- Valarino in March 1985
- In office 1976–unknown

Personal details
- Born: John Reginald Garcia Valarino 9 June 1941 Madrid, Spain
- Died: 13 March 2009 (aged 67) Gibraltar
- Spouse: Anne Evans (m. 1966, div. 1980) Maria Del Carmen Rodriguez (m. 1980)
- Children: Louise Kathryn Gabriella Jonathan Frederick Lorna Belén Isabella
- Parents: Federico Garcia Montalvo (father); Eugenia Valarino (mother);
- Alma mater: University of Liverpool
- Occupation: Medical Practitioner Politician

= Reggie Valarino =

Gibraltarian politician (1941–2009)

The Hon. Dr. John Reginald Garcia Valarino MB, ChB, better known as Reggie Valarino, (9 June 1941 – 13 March 2009) was a Gibraltarian doctor and politician.

==Early life==
Dr. Valarino was born in Madrid, Spain, in 1941 to Federico Garcia Montalvo and Eugenia Valarino. His father was a horse trainer and his mother a housewife and seamstress.

==Medical career==
Dr. Valarino graduated as a medical practitioner from the University of Liverpool and had been working in the field since 1967, having started his professional career in Gibraltar at St Bernard's Hospital. Soon after, he opened his own private practice in Gibraltar.

==Political career==
Dr. Valarino was first elected to the then House of Assembly (now the Gibraltar Parliament) in the 1976 general election as a member of the Gibraltar Democratic Movement (GDM). He was also a former Minister of the Association for the Advancement of Civil Rights (AACR) through several terms and member of the Gibraltar Socialist Labour Party (GSLP), serving a total of almost 20 years as an elected representative of the people of Gibraltar both in Government and in Opposition.

==Later life and death==
Dr. Valarino had been a member of a number of public committees. From 1994–1996 he was chairman of the Gibraltar branch of the European Movement. He was regional representative of the British Islands and Mediterranean Region of the Commonwealth Parliamentary Association and was a past secretary of the British Medical Association (Gibraltar branch).

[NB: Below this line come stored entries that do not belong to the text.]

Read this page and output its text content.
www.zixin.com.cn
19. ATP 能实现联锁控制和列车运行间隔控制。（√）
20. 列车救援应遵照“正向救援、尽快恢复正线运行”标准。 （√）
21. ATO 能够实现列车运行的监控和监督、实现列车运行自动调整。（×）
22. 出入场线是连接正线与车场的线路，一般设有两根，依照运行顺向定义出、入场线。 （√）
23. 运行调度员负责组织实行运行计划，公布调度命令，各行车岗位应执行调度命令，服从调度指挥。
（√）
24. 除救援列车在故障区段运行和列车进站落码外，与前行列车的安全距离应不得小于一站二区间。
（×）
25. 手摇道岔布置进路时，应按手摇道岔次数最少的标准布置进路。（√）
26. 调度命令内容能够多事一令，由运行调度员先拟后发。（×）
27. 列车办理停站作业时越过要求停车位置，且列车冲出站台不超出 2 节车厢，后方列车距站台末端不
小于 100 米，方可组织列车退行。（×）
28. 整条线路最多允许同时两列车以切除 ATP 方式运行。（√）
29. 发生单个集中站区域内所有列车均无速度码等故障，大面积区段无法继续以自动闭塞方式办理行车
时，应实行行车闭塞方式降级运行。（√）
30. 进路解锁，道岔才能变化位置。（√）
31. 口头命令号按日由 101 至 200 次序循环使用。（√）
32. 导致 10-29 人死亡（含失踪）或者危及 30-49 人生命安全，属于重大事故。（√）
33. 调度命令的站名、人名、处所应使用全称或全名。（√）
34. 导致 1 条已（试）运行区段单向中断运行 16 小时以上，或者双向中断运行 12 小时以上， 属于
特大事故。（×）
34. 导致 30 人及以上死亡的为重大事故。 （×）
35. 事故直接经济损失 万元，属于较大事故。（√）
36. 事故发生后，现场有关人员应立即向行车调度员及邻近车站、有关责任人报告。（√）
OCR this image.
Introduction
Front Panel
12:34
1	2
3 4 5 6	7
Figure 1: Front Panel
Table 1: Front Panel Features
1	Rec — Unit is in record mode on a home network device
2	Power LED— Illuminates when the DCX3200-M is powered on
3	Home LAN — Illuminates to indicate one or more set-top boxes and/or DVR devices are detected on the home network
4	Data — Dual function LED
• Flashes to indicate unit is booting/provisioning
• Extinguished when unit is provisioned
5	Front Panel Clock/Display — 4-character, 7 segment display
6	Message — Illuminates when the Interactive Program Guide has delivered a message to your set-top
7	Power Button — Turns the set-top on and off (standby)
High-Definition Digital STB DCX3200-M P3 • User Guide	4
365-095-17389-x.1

He was also Life President of the Gibraltar Hockey Association.

He died on 13 March 2009, aged 67, after a long illness. Following news of his death, the Gibraltar Parliament observed a minute's silence in his memory on 17 March 2009. A memorial service was held for him at the Cathedral of St. Mary the Crowned on 18 March 2009, which filled to capacity with attendees.